But the name stuck, and the company is still going albeit in a slightly different field and the industry knows what it does. Once people got used to it, it wasn’t so bad.

But… I don’t want a name that is only good once the industry (in our case – Christians) get used to it. I would rather have a name that does what is says on the tin and that is understandable to the outside world. It needs to be clear that we are a church because we will not fit the traditional model or perceived stereotypes of a church.

Looking down the list of network churches that I reviewed earlier, many of the names do exactly what you might expect them to – tell the newcomer what sort of church it is. Network Churches in London, West Bromwich, Essex and Exeter simply brand themselves as [Location] Network Church. The church in St. Albans is simply called ‘Network!’, which to me is a bit to broad. Vineyard Network Church in Birmingham also gives and indication of the denomination.

But I would question what these names say to the unchurched person. Although it is clear from the names that they are churches, I wonder if someone with no church background will know what a network church is.

Other churches have dispensed with the word network, and picked a name based on location or on a Christian principle of metaphor. There is a danger if the name is too cool that it won’t be seen to be a church or will quickly date. The Carpenters Arms in Sandwich and Deal, Kent has advatages. To the non-Christian it might sound like a pub, yet it also refers clearly to Jesus and even to the cross. However, it is once again a little difficult to find on google, which comes up with a list of pubs! Harvest New Anglican Church, also in Kent, indicates something of the purpose of the church in the name. The Point wants to sound like the destination for people to come to. There are many other names based on location or some other aspect of the church.

Dave Male who planted The Net Church in Huddersfield did particularly like the name initially. In his book, Church Unplugged, he said that he had other ideas for the name but he thought it important for the core team to come to the name together. The process was more important than the destination. In the end, The Net is not such a bad name as it indicates the network church that it is as well as drawing on the image of Jesus telling us to be fishers of men. The name is one of the things that the core team here will be discussing and agreeing on together so that all have a sense of ownership about it.
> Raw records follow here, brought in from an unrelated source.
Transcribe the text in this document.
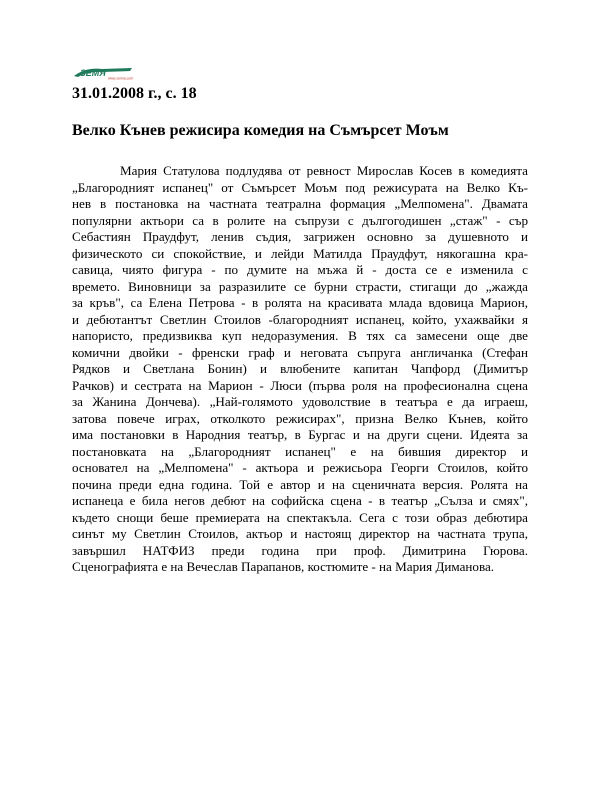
ЗЕМЯ
www.zemia.com
31.01.2008 г., с. 18
Велко Кънев режисира комедия на Съмърсет Моъм
Мария Статулова подлудява от ревност Мирослав Косев в комедията
„Благородният испанец" от Съмърсет Моъм под режисурата на Велко Къ-
нев в постановка на частната театрална формация „Мелпомена". Двамата
популярни актьори са в ролите на съпрузи с дългогодишен „стаж" - сър
Себастиян Праудфут, лeнив съдия, загрижен основно за душевното и
физическото си спокойствие, и лейди Матилда Праудфут, някогашна кра-
савица, чиято фигура - по думите на мъжа й - доста се е изменила с
времето. Виновници за разразилите се бурни страсти, стигащи до „жажда
за кръв", са Елена Петрова - в ролята на красивата млада вдовица Марион,
и дебютантът Светлин Стоилов -благородният испанец, който, ухажвайки я
напористо, предизвиква куп недоразумения. В тях са замесени още две
комични двойки - френски граф и неговата съпруга англичанка (Стефан
Рядков и Светлана Бонин) и влюбените капитан Чапфорд (Димитър
Рачков) и сестрата на Марион - Люси (първа роля на професионална сцена
за Жанина Дончева). „Най-голямото удоволствие в театъра е да играеш,
затова повече играх, отколкото режисирах", призна Велко Кънев, който
има постановки в Народния театър, в Бургас и на други сцени. Идеята за
постановката на „Благородният испанец" е на бившия директор и
основател на „Мелпомена" - актьора и режисьора Георги Стоилов, който
почина преди една година. Той е автор и на сценичната версия. Ролята на
испанеца е била негов дебют на софийска сцена - в театър „Сълза и смях",
където снощи беше премиерата на спектакъла. Сега с този образ дебютира
синът му Светлин Стоилов, актьор и настоящ директор на частната трупа,
завършил НАТФИЗ преди година при проф. Димитрина Гюрова.
Сценографията е на Вечеслав Парапанов, костюмите - на Мария Диманова.
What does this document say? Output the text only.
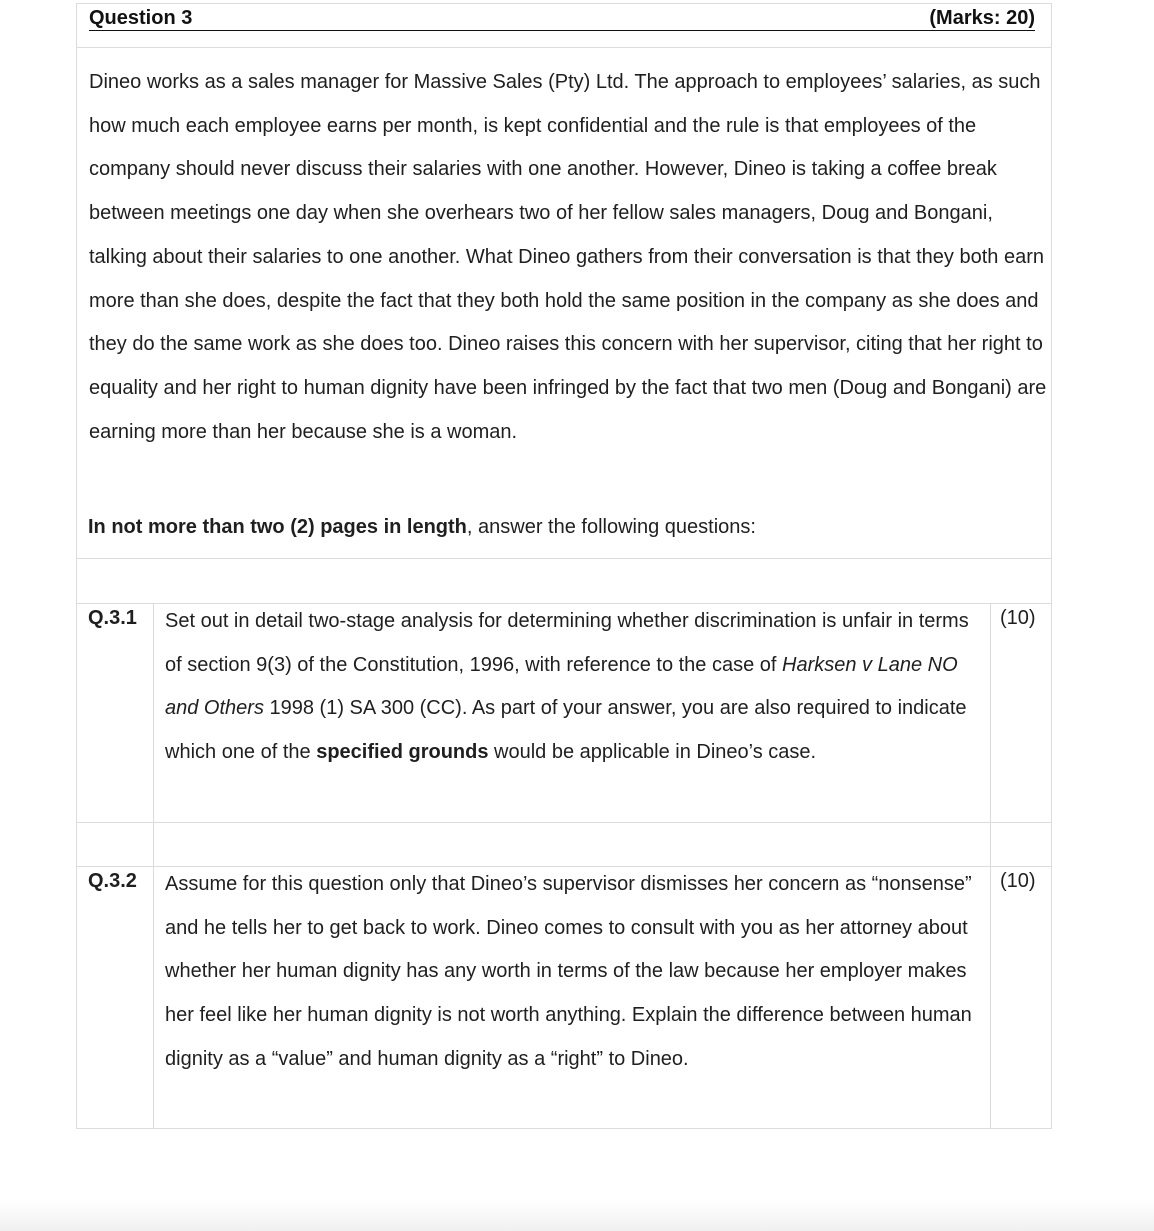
Question 3	(Marks: 20)
Dineo works as a sales manager for Massive Sales (Pty) Ltd. The approach to employees’ salaries, as such how much each employee earns per month, is kept confidential and the rule is that employees of the company should never discuss their salaries with one another. However, Dineo is taking a coffee break between meetings one day when she overhears two of her fellow sales managers, Doug and Bongani, talking about their salaries to one another. What Dineo gathers from their conversation is that they both earn more than she does, despite the fact that they both hold the same position in the company as she does and they do the same work as she does too. Dineo raises this concern with her supervisor, citing that her right to equality and her right to human dignity have been infringed by the fact that two men (Doug and Bongani) are earning more than her because she is a woman.
In not more than two (2) pages in length, answer the following questions:
Q.3.1 Set out in detail two-stage analysis for determining whether discrimination is unfair in terms of section 9(3) of the Constitution, 1996, with reference to the case of Harksen v Lane NO and Others 1998 (1) SA 300 (CC). As part of your answer, you are also required to indicate which one of the specified grounds would be applicable in Dineo’s case.
(10)
Q.3.2 Assume for this question only that Dineo’s supervisor dismisses her concern as “nonsense” and he tells her to get back to work. Dineo comes to consult with you as her attorney about whether her human dignity has any worth in terms of the law because her employer makes her feel like her human dignity is not worth anything. Explain the difference between human dignity as a “value” and human dignity as a “right” to Dineo.
(10)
A church planter in Chicago, Matt Sweetman, has gone through this process before me and came up with a big list of names. His principles for picking some were good.

1.    Something simple. One or two words with the word “church” after it. People need to know we are a church, so having “church” is important to me. Some exclude this, but I personally think that is a mistake. I wanted one or two words because some church names are so long it’s hard to say them. I want things to be simple in this regard.
2.    Would the unchurched be more or less likely to visit purely based on the name?
3.    Would the name connect with Christians?
4.    Be certain no other churches in close proximity had this name.
5.    Something that would work in different locations around the city.
6.    I felt that it was important to find something non-traditional, because we are targeting a younger urban crowd, yet something not too wacky that would turn away Christians who are looking for a church.

Most of the following list I really don’t like – but apparently the Matt took his favourites out of it first. ChurchCast, ONELOVE Church, LIFECAUSE Church, Churchopia and Churchopolis are among names that I really dislike! From the shortlist of five, he then asked people to vote on what they preferred, both people in the core team and those who weren’t. In effect he asked his potential congregation (many of whom were not Christians) which name would make them more likely to attend – A focus group and a great way of finding the name that would work best amongst the people he is trying to reach. In the end he picked Destination Church, which wouldn’t work here but after his process of listening, I’m sure is right for his context.